F-150 dying question...

   / F-150 dying question... #11  
I own a F150 although much newer. I’d guess the truck is a 1980’s or early 90’s truck. I know from being on the F150 forums it’s common the two tank setup has problems and it seems a lot of people give up on one of the tanks. I don’t know the cause or the solution though.
 
   / F-150 dying question... #12  
Having worked in a Ford dealer from 84 to 98, the problem rings a bell. Unfortunately, my memory banks have been cleared of those not so fond memories. Plastic cannister with filter and switch over valve may be at fault.
 
   / F-150 dying question... #13  
Some things I'd ask are:

- How exactly does it die? Does it start sputtering then die or does it just turn off?
- Can you restart it immediately? If not, how long until it will start again?
- If it doesn't restart immediately, does it sound like it wants to start but can't, or does the engine just spin?
- If it doesn't restart immediately, is there something you can do to make it start, like maybe with starting fluid, etc?

If you've seen it die after a mile as well as after 100 I'd bet it's not a fuel problem.
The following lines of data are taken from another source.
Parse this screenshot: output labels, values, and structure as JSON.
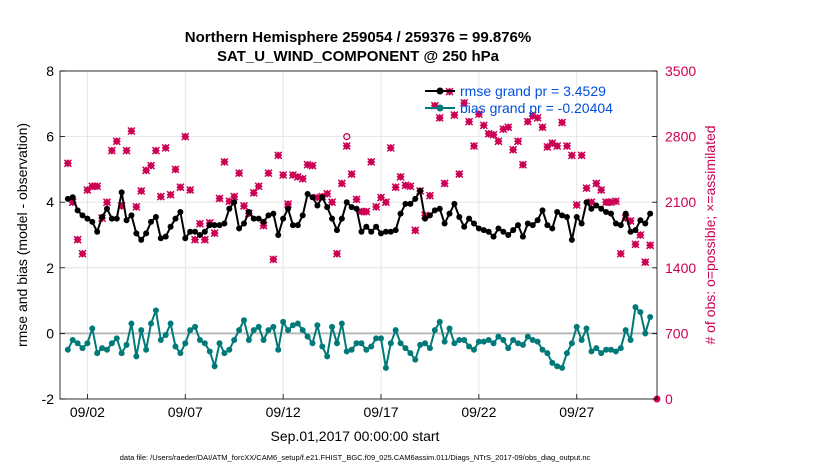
{
  "chart_data": {
    "type": "line",
    "title": "Northern Hemisphere 259054 / 259376 = 99.876%",
    "subtitle": "SAT_U_WIND_COMPONENT @ 250 hPa",
    "xlabel": "Sep.01,2017 00:00:00 start",
    "ylabel": "rmse and bias (model - observation)",
    "y2label": "# of obs: o=possible; ×=assimilated",
    "ylim": [
      -2,
      8
    ],
    "y2lim": [
      0,
      3500
    ],
    "xlim": [
      0.6,
      31.1
    ],
    "yticks": [
      "-2",
      "0",
      "2",
      "4",
      "6",
      "8"
    ],
    "y2ticks": [
      "0",
      "700",
      "1400",
      "2100",
      "2800",
      "3500"
    ],
    "xticks": [
      {
        "x": 2,
        "label": "09/02"
      },
      {
        "x": 7,
        "label": "09/07"
      },
      {
        "x": 12,
        "label": "09/12"
      },
      {
        "x": 17,
        "label": "09/17"
      },
      {
        "x": 22,
        "label": "09/22"
      },
      {
        "x": 27,
        "label": "09/27"
      }
    ],
    "legend": {
      "position": "top-right",
      "rmse_label": "rmse grand pr = 3.4529",
      "bias_label": "bias grand pr = -0.20404"
    },
    "footer": "data file: /Users/raeder/DAI/ATM_forcXX/CAM6_setup/f.e21.FHIST_BGC.f09_025.CAM6assim.011/Diags_NTrS_2017-09/obs_diag_output.nc",
    "colors": {
      "rmse": "#000000",
      "bias": "#007a78",
      "obs": "#cc0055",
      "zero": "#bbbbbb"
    },
    "series": [
      {
        "name": "rmse",
        "x": [
          1.0,
          1.25,
          1.5,
          1.75,
          2.0,
          2.25,
          2.5,
          2.75,
          3.0,
          3.25,
          3.5,
          3.75,
          4.0,
          4.25,
          4.5,
          4.75,
          5.0,
          5.25,
          5.5,
          5.75,
          6.0,
          6.25,
          6.5,
          6.75,
          7.0,
          7.25,
          7.5,
          7.75,
          8.0,
          8.25,
          8.5,
          8.75,
          9.0,
          9.25,
          9.5,
          9.75,
          10.0,
          10.25,
          10.5,
          10.75,
          11.0,
          11.25,
          11.5,
          11.75,
          12.0,
          12.25,
          12.5,
          12.75,
          13.0,
          13.25,
          13.5,
          13.75,
          14.0,
          14.25,
          14.5,
          14.75,
          15.0,
          15.25,
          15.5,
          15.75,
          16.0,
          16.25,
          16.5,
          16.75,
          17.0,
          17.25,
          17.5,
          17.75,
          18.0,
          18.25,
          18.5,
          18.75,
          19.0,
          19.25,
          19.5,
          19.75,
          20.0,
          20.25,
          20.5,
          20.75,
          21.0,
          21.25,
          21.5,
          21.75,
          22.0,
          22.25,
          22.5,
          22.75,
          23.0,
          23.25,
          23.5,
          23.75,
          24.0,
          24.25,
          24.5,
          24.75,
          25.0,
          25.25,
          25.5,
          25.75,
          26.0,
          26.25,
          26.5,
          26.75,
          27.0,
          27.25,
          27.5,
          27.75,
          28.0,
          28.25,
          28.5,
          28.75,
          29.0,
          29.25,
          29.5,
          29.75,
          30.0,
          30.25,
          30.5,
          30.75
        ],
        "values": [
          4.1,
          4.15,
          3.75,
          3.6,
          3.5,
          3.4,
          3.1,
          3.55,
          3.8,
          3.5,
          3.5,
          4.3,
          3.45,
          3.6,
          3.05,
          2.85,
          3.05,
          3.4,
          3.55,
          2.9,
          2.95,
          3.25,
          3.5,
          3.7,
          2.9,
          3.1,
          3.1,
          3.0,
          3.1,
          3.3,
          3.3,
          3.3,
          3.35,
          3.8,
          4.0,
          3.2,
          3.35,
          3.7,
          3.5,
          3.5,
          3.4,
          3.6,
          3.65,
          3.0,
          3.5,
          3.8,
          3.3,
          3.3,
          3.6,
          4.25,
          4.15,
          3.9,
          4.15,
          3.85,
          3.5,
          3.15,
          3.5,
          4.0,
          3.85,
          3.8,
          3.1,
          3.25,
          3.1,
          3.25,
          3.05,
          3.1,
          3.1,
          3.15,
          3.65,
          3.95,
          3.95,
          4.1,
          4.35,
          3.5,
          3.6,
          3.75,
          3.8,
          3.35,
          3.65,
          3.95,
          3.55,
          3.25,
          3.5,
          3.35,
          3.2,
          3.15,
          3.1,
          2.95,
          3.2,
          3.1,
          3.0,
          3.15,
          3.3,
          2.95,
          3.35,
          3.3,
          3.45,
          3.75,
          3.3,
          3.2,
          3.7,
          3.6,
          3.55,
          2.85,
          3.55,
          3.35,
          4.0,
          3.8,
          3.9,
          3.8,
          3.7,
          3.65,
          3.35,
          3.3,
          3.65,
          3.1,
          3.15,
          3.45,
          3.35,
          3.65
        ]
      },
      {
        "name": "bias",
        "x": [
          1.0,
          1.25,
          1.5,
          1.75,
          2.0,
          2.25,
          2.5,
          2.75,
          3.0,
          3.25,
          3.5,
          3.75,
          4.0,
          4.25,
          4.5,
          4.75,
          5.0,
          5.25,
          5.5,
          5.75,
          6.0,
          6.25,
          6.5,
          6.75,
          7.0,
          7.25,
          7.5,
          7.75,
          8.0,
          8.25,
          8.5,
          8.75,
          9.0,
          9.25,
          9.5,
          9.75,
          10.0,
          10.25,
          10.5,
          10.75,
          11.0,
          11.25,
          11.5,
          11.75,
          12.0,
          12.25,
          12.5,
          12.75,
          13.0,
          13.25,
          13.5,
          13.75,
          14.0,
          14.25,
          14.5,
          14.75,
          15.0,
          15.25,
          15.5,
          15.75,
          16.0,
          16.25,
          16.5,
          16.75,
          17.0,
          17.25,
          17.5,
          17.75,
          18.0,
          18.25,
          18.5,
          18.75,
          19.0,
          19.25,
          19.5,
          19.75,
          20.0,
          20.25,
          20.5,
          20.75,
          21.0,
          21.25,
          21.5,
          21.75,
          22.0,
          22.25,
          22.5,
          22.75,
          23.0,
          23.25,
          23.5,
          23.75,
          24.0,
          24.25,
          24.5,
          24.75,
          25.0,
          25.25,
          25.5,
          25.75,
          26.0,
          26.25,
          26.5,
          26.75,
          27.0,
          27.25,
          27.5,
          27.75,
          28.0,
          28.25,
          28.5,
          28.75,
          29.0,
          29.25,
          29.5,
          29.75,
          30.0,
          30.25,
          30.5,
          30.75
        ],
        "values": [
          -0.5,
          -0.2,
          -0.3,
          -0.45,
          -0.3,
          0.15,
          -0.6,
          -0.45,
          -0.5,
          -0.3,
          -0.15,
          -0.6,
          -0.35,
          0.3,
          -0.7,
          0.1,
          -0.5,
          0.3,
          0.7,
          -0.2,
          -0.05,
          0.3,
          -0.4,
          -0.6,
          -0.3,
          0.1,
          0.2,
          -0.2,
          -0.3,
          -0.55,
          -1.0,
          -0.3,
          -0.6,
          -0.5,
          -0.2,
          0.1,
          0.4,
          -0.2,
          0.1,
          0.2,
          -0.2,
          0.1,
          0.2,
          -0.5,
          0.35,
          0.1,
          0.25,
          0.3,
          0.1,
          -0.1,
          -0.3,
          0.25,
          -0.4,
          -0.7,
          0.2,
          -0.3,
          0.3,
          -0.55,
          -0.5,
          -0.3,
          -0.3,
          -0.5,
          -0.4,
          -0.15,
          -0.15,
          -1.05,
          -0.3,
          0.1,
          -0.3,
          -0.45,
          -0.6,
          -0.8,
          -0.35,
          -0.3,
          -0.45,
          0.1,
          0.35,
          -0.25,
          0.15,
          -0.3,
          -0.2,
          -0.2,
          -0.4,
          -0.5,
          -0.25,
          -0.25,
          -0.2,
          -0.3,
          -0.1,
          -0.2,
          -0.45,
          -0.2,
          -0.3,
          -0.35,
          -0.1,
          -0.2,
          -0.25,
          -0.5,
          -0.6,
          -0.9,
          -1.0,
          -1.05,
          -0.6,
          -0.3,
          0.2,
          -0.2,
          0.15,
          -0.55,
          -0.45,
          -0.6,
          -0.5,
          -0.5,
          -0.55,
          -0.45,
          0.1,
          -0.2,
          0.8,
          0.65,
          0.0,
          0.5
        ]
      },
      {
        "name": "obs_assimilated",
        "axis": "y2",
        "x": [
          1.0,
          1.25,
          1.5,
          1.75,
          2.0,
          2.25,
          2.5,
          2.75,
          3.0,
          3.25,
          3.5,
          3.75,
          4.0,
          4.25,
          4.5,
          4.75,
          5.0,
          5.25,
          5.5,
          5.75,
          6.0,
          6.25,
          6.5,
          6.75,
          7.0,
          7.25,
          7.5,
          7.75,
          8.0,
          8.25,
          8.5,
          8.75,
          9.0,
          9.25,
          9.5,
          9.75,
          10.0,
          10.25,
          10.5,
          10.75,
          11.0,
          11.25,
          11.5,
          11.75,
          12.0,
          12.25,
          12.5,
          12.75,
          13.0,
          13.25,
          13.5,
          13.75,
          14.0,
          14.25,
          14.5,
          14.75,
          15.0,
          15.25,
          15.5,
          15.75,
          16.0,
          16.25,
          16.5,
          16.75,
          17.0,
          17.25,
          17.5,
          17.75,
          18.0,
          18.25,
          18.5,
          18.75,
          19.0,
          19.25,
          19.5,
          19.75,
          20.0,
          20.25,
          20.5,
          20.75,
          21.0,
          21.25,
          21.5,
          21.75,
          22.0,
          22.25,
          22.5,
          22.75,
          23.0,
          23.25,
          23.5,
          23.75,
          24.0,
          24.25,
          24.5,
          24.75,
          25.0,
          25.25,
          25.5,
          25.75,
          26.0,
          26.25,
          26.5,
          26.75,
          27.0,
          27.25,
          27.5,
          27.75,
          28.0,
          28.25,
          28.5,
          28.75,
          29.0,
          29.25,
          29.5,
          29.75,
          30.0,
          30.25,
          30.5,
          30.75
        ],
        "values": [
          2515,
          2100,
          1700,
          1550,
          2230,
          2270,
          2270,
          1930,
          2100,
          2650,
          2750,
          2060,
          2650,
          2860,
          2050,
          2220,
          2440,
          2490,
          2650,
          2160,
          2680,
          2180,
          2450,
          2260,
          2800,
          2230,
          1700,
          1870,
          1700,
          1880,
          1770,
          2140,
          2530,
          2110,
          2160,
          2410,
          2060,
          1980,
          2200,
          2270,
          1850,
          2410,
          1490,
          2600,
          2390,
          2080,
          2390,
          2370,
          2350,
          2500,
          2490,
          2150,
          2160,
          2190,
          2100,
          1550,
          2300,
          2700,
          2400,
          2130,
          2000,
          2000,
          2530,
          2050,
          2150,
          2100,
          2680,
          2260,
          2370,
          2280,
          2270,
          1800,
          2220,
          1960,
          2170,
          3130,
          3000,
          2300,
          3280,
          3030,
          2400,
          3160,
          2960,
          2700,
          3040,
          2920,
          2830,
          2820,
          2750,
          2880,
          2900,
          2660,
          2750,
          2500,
          2960,
          3020,
          3000,
          2900,
          2690,
          2730,
          2700,
          2950,
          2700,
          2600,
          2070,
          2600,
          2250,
          2100,
          2300,
          2230,
          2100,
          2100,
          2110,
          1550,
          1930,
          1900,
          1650,
          1750,
          1460,
          1640
        ]
      },
      {
        "name": "obs_possible",
        "axis": "y2",
        "x": [
          15.25
        ],
        "values": [
          2800
        ]
      }
    ]
  }
}
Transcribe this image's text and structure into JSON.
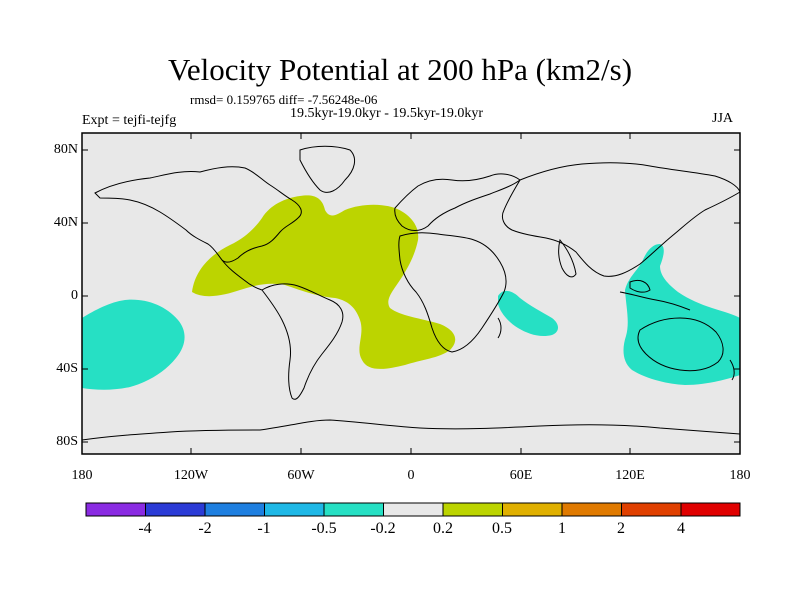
{
  "title": "Velocity Potential at 200 hPa (km2/s)",
  "stats_line": "rmsd= 0.159765 diff= -7.56248e-06",
  "period_line": "19.5kyr-19.0kyr - 19.5kyr-19.0kyr",
  "experiment": "Expt = tejfi-tejfg",
  "season": "JJA",
  "lat_labels": [
    "80N",
    "40N",
    "0",
    "40S",
    "80S"
  ],
  "lon_labels": [
    "180",
    "120W",
    "60W",
    "0",
    "60E",
    "120E",
    "180"
  ],
  "colorbar": {
    "colors": [
      "#8a2be2",
      "#2b3bd6",
      "#1e7fe0",
      "#1fb8e6",
      "#26e0c4",
      "#e8e8e8",
      "#bcd400",
      "#e0b000",
      "#e07a00",
      "#e04000",
      "#e00000"
    ],
    "labels": [
      "-4",
      "-2",
      "-1",
      "-0.5",
      "-0.2",
      "0.2",
      "0.5",
      "1",
      "2",
      "4"
    ]
  },
  "colors": {
    "background": "#e8e8e8",
    "positive_anomaly": "#bcd400",
    "negative_anomaly": "#26e0c4"
  }
}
We had a couple older vehicles that did this exact thing and it was the ignition module. You might get 1 mile or you might get 100, and if you waited a while it would just magically restart as if nothing was wrong. Hot, cold, didn't matter - it was totally random.
 
   / F-150 dying question... #14  
If it's old enough to have a distributor I would throw a cap and rotor at it. Have seen the distributor rotors open when they are hot.